On fractional higher-order Dirichlet boundary value problems: between the Laplacian and the bilaplacian

TL;DR

This paper explores fractional higher-order Dirichlet boundary value problems, bridging the gap between Laplacian and bilaplacian operators, by examining solution behaviors, boundary conditions, and maximum principles through variational and explicit kernel methods.

Contribution

It introduces a framework for understanding intermediate fractional Laplacian problems, including boundary conditions, solution properties, and limiting behaviors, expanding the theoretical understanding of higher-order PDEs.

Findings

Solutions are obtained variationally and explicitly for the ball.

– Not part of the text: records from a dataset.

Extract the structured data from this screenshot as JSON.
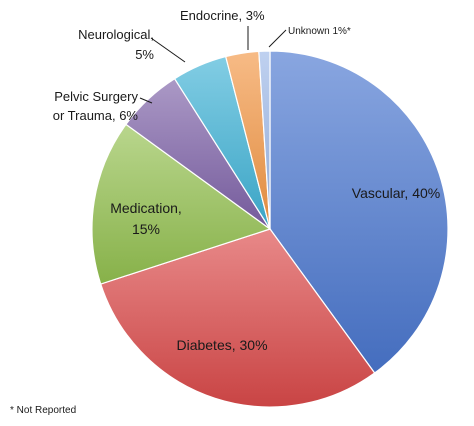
{
  "chart_data": {
    "type": "pie",
    "title": "",
    "slices": [
      {
        "label": "Vascular",
        "value": 40,
        "display": "Vascular, 40%",
        "color": "#4a76cf"
      },
      {
        "label": "Diabetes",
        "value": 30,
        "display": "Diabetes, 30%",
        "color": "#db4a4a"
      },
      {
        "label": "Medication",
        "value": 15,
        "display_lines": [
          "Medication,",
          "15%"
        ],
        "color": "#93c04f"
      },
      {
        "label": "Pelvic Surgery or Trauma",
        "value": 6,
        "display_lines": [
          "Pelvic Surgery",
          "or Trauma, 6%"
        ],
        "color": "#7e62a8"
      },
      {
        "label": "Neurological",
        "value": 5,
        "display_lines": [
          "Neurological,",
          "5%"
        ],
        "color": "#3fb2d6"
      },
      {
        "label": "Endocrine",
        "value": 3,
        "display": "Endocrine, 3%",
        "color": "#f39745"
      },
      {
        "label": "Unknown",
        "value": 1,
        "display": "Unknown 1%*",
        "color": "#9cb8e8"
      }
    ],
    "footnote": "* Not Reported"
  }
}
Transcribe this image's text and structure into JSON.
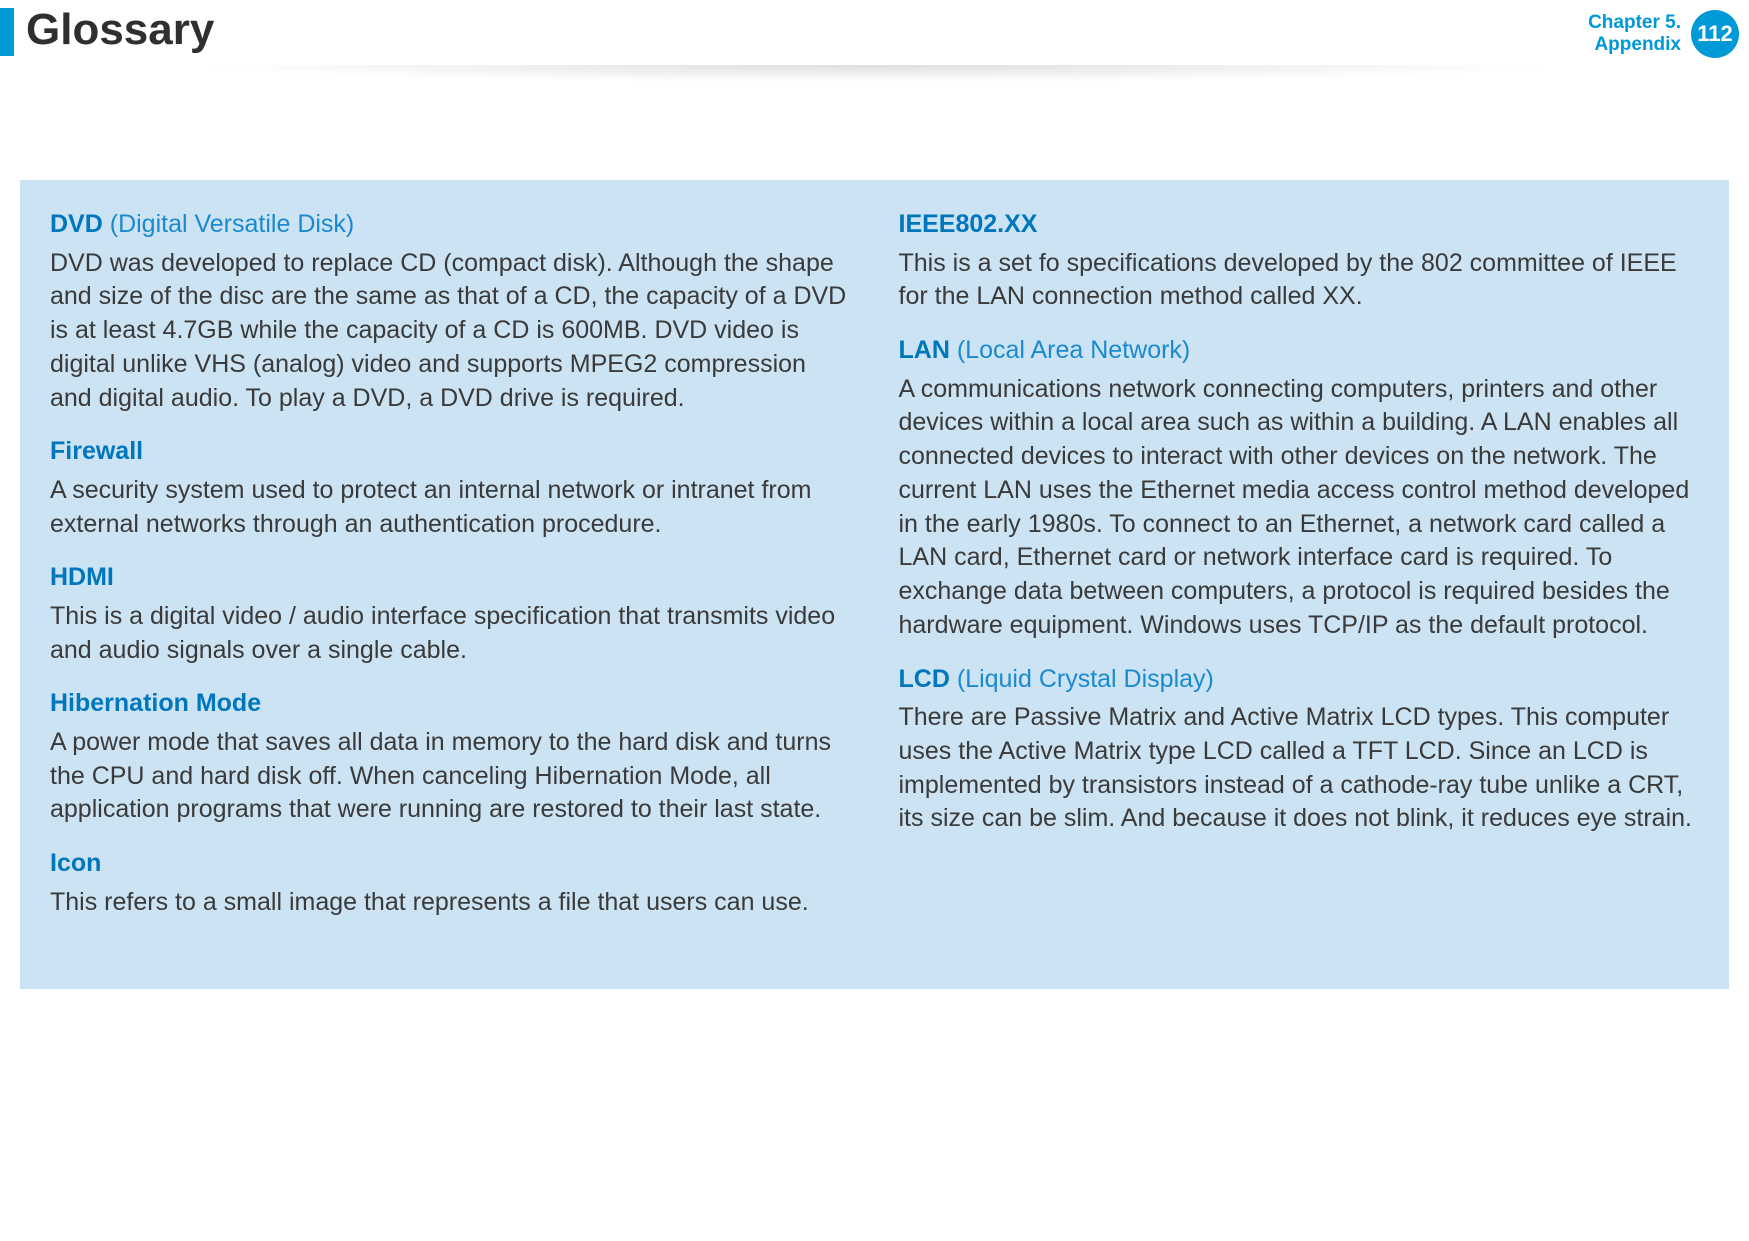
{
  "header": {
    "title": "Glossary",
    "chapter_line1": "Chapter 5.",
    "chapter_line2": "Appendix",
    "page_number": "112"
  },
  "colors": {
    "accent": "#0099d8",
    "term": "#0076bd",
    "expansion": "#1a8ad0",
    "body_text": "#3a3a3a",
    "title_text": "#2f2f2f",
    "panel_bg": "#cbe3f2",
    "page_bg": "#ffffff",
    "badge_text": "#ffffff"
  },
  "left_column": [
    {
      "term": "DVD",
      "expansion": " (Digital Versatile Disk)",
      "body": "DVD was developed to replace CD (compact disk). Although the shape and size of the disc are the same as that of a CD, the capacity of a DVD is at least 4.7GB while the capacity of a CD is 600MB. DVD video is digital unlike VHS (analog) video and supports MPEG2 compression and digital audio. To play a DVD, a DVD drive is required."
    },
    {
      "term": "Firewall",
      "expansion": "",
      "body": "A security system used to protect an internal network or intranet from external networks through an authentication procedure."
    },
    {
      "term": "HDMI",
      "expansion": "",
      "body": "This is a digital video / audio interface specification that transmits video and audio signals over a single cable."
    },
    {
      "term": "Hibernation Mode",
      "expansion": "",
      "body": "A power mode that saves all data in memory to the hard disk and turns the CPU and hard disk off. When canceling Hibernation Mode, all application programs that were running are restored to their last state."
    },
    {
      "term": "Icon",
      "expansion": "",
      "body": "This refers to a small image that represents a file that users can use."
    }
  ],
  "right_column": [
    {
      "term": "IEEE802.XX",
      "expansion": "",
      "body": "This is a set fo specifications developed by the 802 committee of IEEE for the LAN connection method called XX."
    },
    {
      "term": "LAN",
      "expansion": " (Local Area Network)",
      "body": "A communications network connecting computers, printers and other devices within a local area such as within a building. A LAN enables all connected devices to interact with other devices on the network. The current LAN uses the Ethernet media access control method developed in the early 1980s. To connect to an Ethernet, a network card called a LAN card, Ethernet card or network interface card is required. To exchange data between computers, a protocol is required besides the hardware equipment. Windows uses TCP/IP as the default protocol."
    },
    {
      "term": "LCD",
      "expansion": " (Liquid Crystal Display)",
      "body": "There are Passive Matrix and Active Matrix LCD types. This computer uses the Active Matrix type LCD called a TFT LCD. Since an LCD is implemented by transistors instead of a cathode-ray tube unlike a CRT, its size can be slim. And because it does not blink, it reduces eye strain."
    }
  ]
}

Maximum principles are analyzed for intermediate fractional problems.

Behavior of solutions approaches Laplacian or bilaplacian cases in limits.

Abstract

The solutions of boundary value problems for the Laplacian and the bilaplacian exhibit very different qualitative behaviors. Particularly, the failure of general maximum principles for the bilaplacian implies that solutions of higher-order problems are less rigid and more complex. One way to better understand this transition is to study the intermediate Dirichlet problem in terms of fractional Laplacians. This survey aims to be an introduction to these type of problems; in particular, the different pointwise notions for these operators is introduced considering a suitable natural extension of the Dirichlet boundary conditions for the fractional setting. Solutions are obtained variationally and, in the case of the ball, via explicit kernels. The validity of maximum principles for these intermediate problems is also discussed as well as the limiting behavior of solutions when approaching the Laplacian or the bilaplacian case.